National disease-specific programmes coordinated through the PHC include:
- NTEP (National Tuberculosis Elimination Programme) — renamed from RNTCP in 2020; implements DOTS, free diagnosis and treatment; NIKSHAY platform for case registration; target TB elimination by 2025 (< 1/million population incidence)
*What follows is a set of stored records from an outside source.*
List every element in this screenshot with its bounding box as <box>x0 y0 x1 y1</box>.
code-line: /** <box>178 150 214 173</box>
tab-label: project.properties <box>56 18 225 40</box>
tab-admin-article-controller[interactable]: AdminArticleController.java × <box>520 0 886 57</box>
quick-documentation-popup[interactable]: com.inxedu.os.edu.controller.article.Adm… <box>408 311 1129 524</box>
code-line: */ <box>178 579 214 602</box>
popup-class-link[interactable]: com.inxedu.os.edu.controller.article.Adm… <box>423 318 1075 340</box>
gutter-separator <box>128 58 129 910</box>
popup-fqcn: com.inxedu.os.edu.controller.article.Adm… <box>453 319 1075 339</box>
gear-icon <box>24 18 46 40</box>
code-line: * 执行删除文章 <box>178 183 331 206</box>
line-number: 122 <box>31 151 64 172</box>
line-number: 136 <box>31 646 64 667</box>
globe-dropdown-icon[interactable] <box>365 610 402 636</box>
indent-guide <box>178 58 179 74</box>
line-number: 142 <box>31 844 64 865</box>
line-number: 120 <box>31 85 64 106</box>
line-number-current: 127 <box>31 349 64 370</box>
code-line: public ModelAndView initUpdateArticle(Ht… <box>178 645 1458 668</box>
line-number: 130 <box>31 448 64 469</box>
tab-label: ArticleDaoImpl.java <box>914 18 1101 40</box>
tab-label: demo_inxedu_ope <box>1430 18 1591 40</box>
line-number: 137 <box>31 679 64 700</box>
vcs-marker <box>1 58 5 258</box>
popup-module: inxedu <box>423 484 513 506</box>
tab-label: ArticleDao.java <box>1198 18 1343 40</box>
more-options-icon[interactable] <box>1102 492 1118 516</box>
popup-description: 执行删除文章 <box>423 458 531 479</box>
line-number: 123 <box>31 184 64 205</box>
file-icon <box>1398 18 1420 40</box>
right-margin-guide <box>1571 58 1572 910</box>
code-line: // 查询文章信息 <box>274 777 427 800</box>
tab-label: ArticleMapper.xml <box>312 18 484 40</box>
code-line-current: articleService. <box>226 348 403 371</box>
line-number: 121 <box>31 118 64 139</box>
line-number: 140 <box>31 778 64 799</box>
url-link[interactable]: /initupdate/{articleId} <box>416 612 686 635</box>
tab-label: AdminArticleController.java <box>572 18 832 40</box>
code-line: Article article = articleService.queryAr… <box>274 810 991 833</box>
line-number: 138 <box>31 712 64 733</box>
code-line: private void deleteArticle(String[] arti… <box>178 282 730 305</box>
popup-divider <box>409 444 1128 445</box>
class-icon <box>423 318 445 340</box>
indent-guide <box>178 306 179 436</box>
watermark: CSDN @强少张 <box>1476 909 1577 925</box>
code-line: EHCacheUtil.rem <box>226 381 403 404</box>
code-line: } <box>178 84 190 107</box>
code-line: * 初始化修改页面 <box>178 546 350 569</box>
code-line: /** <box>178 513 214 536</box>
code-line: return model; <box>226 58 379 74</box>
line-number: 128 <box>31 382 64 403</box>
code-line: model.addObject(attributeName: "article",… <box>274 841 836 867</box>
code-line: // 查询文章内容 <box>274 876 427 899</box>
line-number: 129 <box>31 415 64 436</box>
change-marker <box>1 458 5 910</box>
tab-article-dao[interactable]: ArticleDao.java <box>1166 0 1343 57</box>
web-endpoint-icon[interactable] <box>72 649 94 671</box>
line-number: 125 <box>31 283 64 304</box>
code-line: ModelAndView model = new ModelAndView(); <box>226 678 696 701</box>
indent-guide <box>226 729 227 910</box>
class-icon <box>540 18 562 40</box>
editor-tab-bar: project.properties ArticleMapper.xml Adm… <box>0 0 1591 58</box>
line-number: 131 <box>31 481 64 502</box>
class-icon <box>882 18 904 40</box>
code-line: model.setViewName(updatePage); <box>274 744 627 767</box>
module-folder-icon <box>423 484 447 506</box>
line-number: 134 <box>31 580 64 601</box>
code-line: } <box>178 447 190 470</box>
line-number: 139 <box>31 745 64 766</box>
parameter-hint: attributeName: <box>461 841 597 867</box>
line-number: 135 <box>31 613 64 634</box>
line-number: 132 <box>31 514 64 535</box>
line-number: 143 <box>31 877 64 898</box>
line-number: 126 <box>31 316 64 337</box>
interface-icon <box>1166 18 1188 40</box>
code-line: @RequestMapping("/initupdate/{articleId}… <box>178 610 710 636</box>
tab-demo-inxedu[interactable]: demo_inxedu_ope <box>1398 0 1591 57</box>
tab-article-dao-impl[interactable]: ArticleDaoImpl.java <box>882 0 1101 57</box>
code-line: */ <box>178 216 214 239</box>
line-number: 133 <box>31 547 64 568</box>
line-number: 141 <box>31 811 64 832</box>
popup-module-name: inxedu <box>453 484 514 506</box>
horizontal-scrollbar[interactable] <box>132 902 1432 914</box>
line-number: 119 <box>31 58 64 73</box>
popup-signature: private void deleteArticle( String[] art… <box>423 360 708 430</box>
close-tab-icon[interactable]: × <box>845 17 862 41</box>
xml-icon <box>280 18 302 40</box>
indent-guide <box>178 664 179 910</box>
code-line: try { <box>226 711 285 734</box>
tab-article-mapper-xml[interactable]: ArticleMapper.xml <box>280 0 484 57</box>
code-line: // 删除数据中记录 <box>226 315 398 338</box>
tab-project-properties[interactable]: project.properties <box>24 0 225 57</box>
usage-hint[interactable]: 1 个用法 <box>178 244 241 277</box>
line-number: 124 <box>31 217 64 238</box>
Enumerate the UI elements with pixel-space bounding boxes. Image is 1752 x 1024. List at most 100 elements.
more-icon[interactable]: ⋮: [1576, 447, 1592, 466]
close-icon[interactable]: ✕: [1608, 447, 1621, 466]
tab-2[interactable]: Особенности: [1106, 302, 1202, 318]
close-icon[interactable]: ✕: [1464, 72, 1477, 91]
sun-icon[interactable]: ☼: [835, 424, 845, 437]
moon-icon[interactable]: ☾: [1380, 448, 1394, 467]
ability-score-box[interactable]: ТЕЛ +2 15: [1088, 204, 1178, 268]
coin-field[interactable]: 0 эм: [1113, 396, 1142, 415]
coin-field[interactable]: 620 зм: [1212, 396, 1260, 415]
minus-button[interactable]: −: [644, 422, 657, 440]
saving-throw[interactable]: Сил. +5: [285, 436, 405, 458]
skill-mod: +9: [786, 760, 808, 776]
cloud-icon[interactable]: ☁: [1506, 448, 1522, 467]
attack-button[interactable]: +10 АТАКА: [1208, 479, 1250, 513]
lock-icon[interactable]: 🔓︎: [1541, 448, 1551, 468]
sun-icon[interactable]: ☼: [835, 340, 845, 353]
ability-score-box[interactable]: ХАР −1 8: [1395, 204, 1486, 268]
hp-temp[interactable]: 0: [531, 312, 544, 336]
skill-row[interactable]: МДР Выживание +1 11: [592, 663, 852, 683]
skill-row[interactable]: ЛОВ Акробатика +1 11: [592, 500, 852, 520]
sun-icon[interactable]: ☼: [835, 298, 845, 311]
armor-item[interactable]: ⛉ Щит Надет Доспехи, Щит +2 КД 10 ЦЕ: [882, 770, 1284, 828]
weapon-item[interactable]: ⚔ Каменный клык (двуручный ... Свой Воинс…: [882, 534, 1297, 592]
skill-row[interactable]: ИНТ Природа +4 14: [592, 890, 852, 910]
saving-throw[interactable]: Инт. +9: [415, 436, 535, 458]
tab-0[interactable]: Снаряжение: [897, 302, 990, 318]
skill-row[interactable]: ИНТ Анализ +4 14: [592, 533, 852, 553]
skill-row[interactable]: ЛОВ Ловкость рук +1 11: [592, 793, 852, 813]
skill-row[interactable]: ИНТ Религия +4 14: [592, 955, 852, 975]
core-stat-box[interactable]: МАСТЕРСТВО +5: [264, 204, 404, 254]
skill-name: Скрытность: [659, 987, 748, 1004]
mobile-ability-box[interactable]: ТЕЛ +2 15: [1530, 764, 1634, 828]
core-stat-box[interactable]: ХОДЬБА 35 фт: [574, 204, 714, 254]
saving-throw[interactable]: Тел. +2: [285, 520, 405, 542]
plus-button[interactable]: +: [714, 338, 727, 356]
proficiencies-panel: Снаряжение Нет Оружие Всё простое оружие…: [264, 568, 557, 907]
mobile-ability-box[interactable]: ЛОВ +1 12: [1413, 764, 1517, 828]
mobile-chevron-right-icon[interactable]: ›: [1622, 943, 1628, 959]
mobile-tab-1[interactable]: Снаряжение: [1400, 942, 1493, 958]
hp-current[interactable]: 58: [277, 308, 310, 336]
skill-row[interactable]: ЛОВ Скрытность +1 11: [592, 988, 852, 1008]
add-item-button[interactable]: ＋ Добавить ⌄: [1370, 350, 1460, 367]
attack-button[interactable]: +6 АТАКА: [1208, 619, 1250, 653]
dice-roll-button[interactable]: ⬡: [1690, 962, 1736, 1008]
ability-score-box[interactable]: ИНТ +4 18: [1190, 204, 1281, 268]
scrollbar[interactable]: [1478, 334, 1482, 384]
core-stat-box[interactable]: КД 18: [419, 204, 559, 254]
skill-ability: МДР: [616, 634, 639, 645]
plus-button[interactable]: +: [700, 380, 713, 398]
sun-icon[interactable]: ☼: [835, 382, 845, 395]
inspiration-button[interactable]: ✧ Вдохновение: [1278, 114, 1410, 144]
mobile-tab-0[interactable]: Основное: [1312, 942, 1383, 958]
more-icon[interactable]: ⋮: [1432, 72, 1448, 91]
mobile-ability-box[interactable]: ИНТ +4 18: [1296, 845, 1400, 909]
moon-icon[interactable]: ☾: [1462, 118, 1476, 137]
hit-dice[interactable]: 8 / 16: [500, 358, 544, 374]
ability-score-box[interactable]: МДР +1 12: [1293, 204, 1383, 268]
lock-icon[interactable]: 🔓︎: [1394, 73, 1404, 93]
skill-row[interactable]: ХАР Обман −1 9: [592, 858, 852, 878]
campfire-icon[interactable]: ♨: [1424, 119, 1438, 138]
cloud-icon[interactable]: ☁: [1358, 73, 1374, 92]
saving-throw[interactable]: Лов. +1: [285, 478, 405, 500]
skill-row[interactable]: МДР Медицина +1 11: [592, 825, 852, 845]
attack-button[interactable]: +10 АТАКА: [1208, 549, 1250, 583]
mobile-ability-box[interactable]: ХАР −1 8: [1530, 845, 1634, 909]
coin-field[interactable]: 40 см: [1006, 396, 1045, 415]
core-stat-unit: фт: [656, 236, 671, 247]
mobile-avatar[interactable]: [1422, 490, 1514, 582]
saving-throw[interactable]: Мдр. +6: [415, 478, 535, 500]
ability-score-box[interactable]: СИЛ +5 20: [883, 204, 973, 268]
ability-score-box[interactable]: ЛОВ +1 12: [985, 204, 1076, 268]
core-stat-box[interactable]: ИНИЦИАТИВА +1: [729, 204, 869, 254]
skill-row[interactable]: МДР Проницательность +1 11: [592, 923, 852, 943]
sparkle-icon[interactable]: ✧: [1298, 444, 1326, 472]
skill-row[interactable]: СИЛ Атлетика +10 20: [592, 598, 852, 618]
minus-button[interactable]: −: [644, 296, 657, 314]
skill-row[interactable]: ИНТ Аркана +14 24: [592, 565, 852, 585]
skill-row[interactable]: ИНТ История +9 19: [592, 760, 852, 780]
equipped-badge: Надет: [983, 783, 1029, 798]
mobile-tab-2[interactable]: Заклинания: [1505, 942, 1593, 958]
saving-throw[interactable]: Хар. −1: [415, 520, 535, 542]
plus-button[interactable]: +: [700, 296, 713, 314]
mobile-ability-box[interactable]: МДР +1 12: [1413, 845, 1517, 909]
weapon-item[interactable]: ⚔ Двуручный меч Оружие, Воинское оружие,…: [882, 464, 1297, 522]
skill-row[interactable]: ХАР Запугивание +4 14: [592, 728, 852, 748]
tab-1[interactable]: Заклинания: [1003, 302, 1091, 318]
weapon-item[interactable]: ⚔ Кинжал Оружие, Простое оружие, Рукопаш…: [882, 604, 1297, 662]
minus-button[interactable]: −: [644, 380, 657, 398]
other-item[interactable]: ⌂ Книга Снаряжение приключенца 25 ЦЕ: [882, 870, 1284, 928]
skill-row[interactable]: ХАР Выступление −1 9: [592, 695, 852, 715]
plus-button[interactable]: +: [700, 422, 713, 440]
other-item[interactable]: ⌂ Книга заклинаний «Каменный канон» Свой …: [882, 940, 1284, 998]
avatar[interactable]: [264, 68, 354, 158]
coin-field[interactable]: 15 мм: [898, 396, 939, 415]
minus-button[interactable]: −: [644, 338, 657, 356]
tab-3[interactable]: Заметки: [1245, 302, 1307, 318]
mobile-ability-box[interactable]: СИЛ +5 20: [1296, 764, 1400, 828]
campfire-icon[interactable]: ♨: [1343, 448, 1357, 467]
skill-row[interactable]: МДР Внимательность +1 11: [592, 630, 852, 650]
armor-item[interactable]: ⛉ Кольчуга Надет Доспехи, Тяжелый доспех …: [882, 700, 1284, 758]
- NVBDCP (National Vector Borne Disease Control Programme) — integrates malaria, dengue, chikungunya, kala-azar, Japanese encephalitis, and lymphatic filariasis; annual blood survey for malaria; mass drug administration with DEC for filariasis
- NLEP (National Leprosy Eradication Programme) — MDT (multi-drug therapy): PB leprosy treated for 6 months (rifampicin monthly + dapsone daily), MB leprosy for 12 months (rifampicin monthly + clofazimine monthly + dapsone daily); contact examination; disability prevention
- NACO (National AIDS Control Organisation) — Integrated Counselling and Testing Centres (ICTC) for HIV testing; ART centres; prevention of parent-to-child transmission (PPTCT); targeted interventions for key populations
SELF-CHECK
A patient presents on day 3 of fever with severe myalgia and a petechial rash. Which PHC-level laboratory test is MOST appropriate as the initial screen for dengue?
A. IgM ELISA
B. NS1 antigen rapid test
C. Peripheral blood smear
D. Widal test
Reveal Answer
Answer: B. NS1 antigen rapid test
NS1 antigen tests have high sensitivity in the first 5 days of dengue infection (during the viraemic phase). IgM ELISA becomes positive only from day 5 onward. NS1 is the correct first-line test at the PHC when a patient presents in the first week of illness.